Meet the Authors

Riley Bannon's non-scientific passions include peanut butter, theology, sports, and harboring useless pop culture facts in her brain. If you have questions about crunchy versus smooth, Catholic social teaching, the Patriots, or any past or current Bachelor contestant, please do not hesitate to reach out.

Janine Bernardo is a neonatology fellow. Besides medicine and babies, her interests include (in no particular order) reading, travel, meeting new people, spending time with not new people, and her pet rabbit, Hazel. If she hadn’t pursued medicine, she would own a candy store or a bookshop.

Kristin Victoria Brig is a history of medicine doctoral student with a love for baking, playing the piano, and cross-stitching. Her work examines public health in the nineteenth-century British Empire with a focus on infectious disease control. Smallpox is her favorite historical disease, but typhoid fever and cholera also intrigue her.

Veronica Busa is a Ph.D. candidate in the Institute of Genetic Medicine. She is a fine-art aficionado with a tea habit and an implacable fondness for bad sci-fi and fantasy novels.

Howard Chang is a first year M.D. student with keen interests in Christian theology and practice, NBA basketball, fitness and food (especially coffee, boba and Indian cuisine). He has journaled (nearly) every day since Sept. 5, 2015.

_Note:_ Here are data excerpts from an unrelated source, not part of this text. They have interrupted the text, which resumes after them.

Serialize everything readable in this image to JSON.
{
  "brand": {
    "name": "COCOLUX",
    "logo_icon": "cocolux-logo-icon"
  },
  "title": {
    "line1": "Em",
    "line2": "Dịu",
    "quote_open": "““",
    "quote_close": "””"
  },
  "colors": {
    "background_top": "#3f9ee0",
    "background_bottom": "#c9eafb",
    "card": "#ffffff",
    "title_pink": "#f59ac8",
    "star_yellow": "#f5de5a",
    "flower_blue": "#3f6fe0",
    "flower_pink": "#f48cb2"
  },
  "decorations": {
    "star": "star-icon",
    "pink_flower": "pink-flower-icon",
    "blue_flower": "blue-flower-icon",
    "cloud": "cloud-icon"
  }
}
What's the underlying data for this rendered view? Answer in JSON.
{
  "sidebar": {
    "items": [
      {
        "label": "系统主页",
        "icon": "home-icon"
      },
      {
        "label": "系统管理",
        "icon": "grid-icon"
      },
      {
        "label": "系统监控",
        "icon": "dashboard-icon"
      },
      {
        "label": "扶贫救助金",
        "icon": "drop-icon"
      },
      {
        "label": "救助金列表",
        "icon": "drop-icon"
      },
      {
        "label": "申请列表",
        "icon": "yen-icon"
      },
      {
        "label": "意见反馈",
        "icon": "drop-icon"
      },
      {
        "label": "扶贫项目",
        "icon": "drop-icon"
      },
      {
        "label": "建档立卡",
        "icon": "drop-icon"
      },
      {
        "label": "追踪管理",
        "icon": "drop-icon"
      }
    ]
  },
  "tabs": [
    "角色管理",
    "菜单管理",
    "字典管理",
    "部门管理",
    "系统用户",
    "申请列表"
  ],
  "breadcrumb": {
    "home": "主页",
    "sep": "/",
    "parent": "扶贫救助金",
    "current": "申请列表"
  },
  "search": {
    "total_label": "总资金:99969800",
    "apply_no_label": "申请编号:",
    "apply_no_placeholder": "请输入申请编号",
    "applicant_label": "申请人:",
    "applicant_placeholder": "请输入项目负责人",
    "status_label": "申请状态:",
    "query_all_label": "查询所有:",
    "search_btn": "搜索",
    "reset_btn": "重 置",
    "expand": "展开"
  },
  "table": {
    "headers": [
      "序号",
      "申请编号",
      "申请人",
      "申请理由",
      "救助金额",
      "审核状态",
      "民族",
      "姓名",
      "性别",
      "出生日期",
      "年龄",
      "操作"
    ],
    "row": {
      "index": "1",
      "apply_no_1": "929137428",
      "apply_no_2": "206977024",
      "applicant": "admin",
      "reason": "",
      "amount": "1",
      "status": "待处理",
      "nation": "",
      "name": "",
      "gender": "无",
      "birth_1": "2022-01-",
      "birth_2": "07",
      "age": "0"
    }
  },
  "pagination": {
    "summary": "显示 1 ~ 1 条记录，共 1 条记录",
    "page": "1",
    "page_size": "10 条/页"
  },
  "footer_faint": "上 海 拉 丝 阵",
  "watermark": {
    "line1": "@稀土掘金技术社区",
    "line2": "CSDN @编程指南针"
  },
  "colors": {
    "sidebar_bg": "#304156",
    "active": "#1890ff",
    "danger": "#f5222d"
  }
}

Roshan Chikarmane is a passionate cancer researcher who also has interests in running, finance and reading. His role model is Sidney Farber, the “father of modern chemotherapy.”

Born and raised in rural Pennsylvania, Taylor Evans, a Ph.D. candidate in the Cellular and Molecular Medicine program, has learned to call Baltimore City - and Johns Hopkins - home. She’s passionate about creative writing, personal style, and communities - both the scientific and non-scientific.

Maria Fazal is a second-year M.D. student who loves art, dinosaurs, and trash TV. She recently adopted a kitten named Clyde and is well on her way to becoming a crazy cat lady.

After college, Talia Henkle became a volunteer English professor at a university in Bogota, Colombia, for a year. She’s now pursuing a Ph.D. in immunology and hopes to eventually work translating science into evidence-based policy.

Carli Jones is a Ph.D. candidate in the Pathobiology Graduate Program. Carli enjoys baking (Baker is her middle name), exercising, memes, and of course science. She aspires to combine her interests in human disease and outer space to work for NASA. Since moving to Baltimore, she has fostered 5 dogs.

Lisa Nicole Learman is a Ph.D. candidate in cellular and molecular medicine. She is passionate about public understanding of science, music and dystopian fiction.

Caitlin McFarland (she/her), a resident in the Department of Psychiatry and Behavioral Sciences, is an at-heart Vermonter who was likely a bard owl in a past life. She spends as much time as possible in the dirt via boots or bikes and is passionate about medical education and improving mental health care for sex and gender minorities.

Anna Moyer is a Ph.D. candidate in the human genetics program, where she studies brain development in Down syndrome. She enjoys knitting, drinking tea, and watching the Food Network with her cat, Matilda.

Bernat Navarro-Serer is a Ph.D. candidate in the cellular and molecular medicine program. A science policy and advocacy enthusiast, Navarro-Serer also loves learning languages — he is fluent in three and has studied six. He played roller hockey for eight years and is thinking about creating a team.

Ashton Omdahl is a Ph.D. student in the biomedical engineering program. While an engineer on paper, at heart he’s more of a philosopher who loves thinking deeply about great discipline-spanning questions. His writing helps his thinking take shape. When he’s not in the lab, you will probably find him training for his next triathlon — or eating.

Born and raised in Southeast Florida, Palak Patel is feeling warmer than ever in her new Baltimore home as she begins medical school. As a theatre lover, world traveler, adventure seeker, Gators fan, and birthday cake ice cream fanatic, she has defined herself by her experiences.

Mary Soliman is a Ph.D. candidate in cellular and molecular medicine. When she is not in the lab, she is often boxing — it’s her main source of stress relief. She also enjoys visiting art museums and exhibits, listening to live music and watching movies of all genres.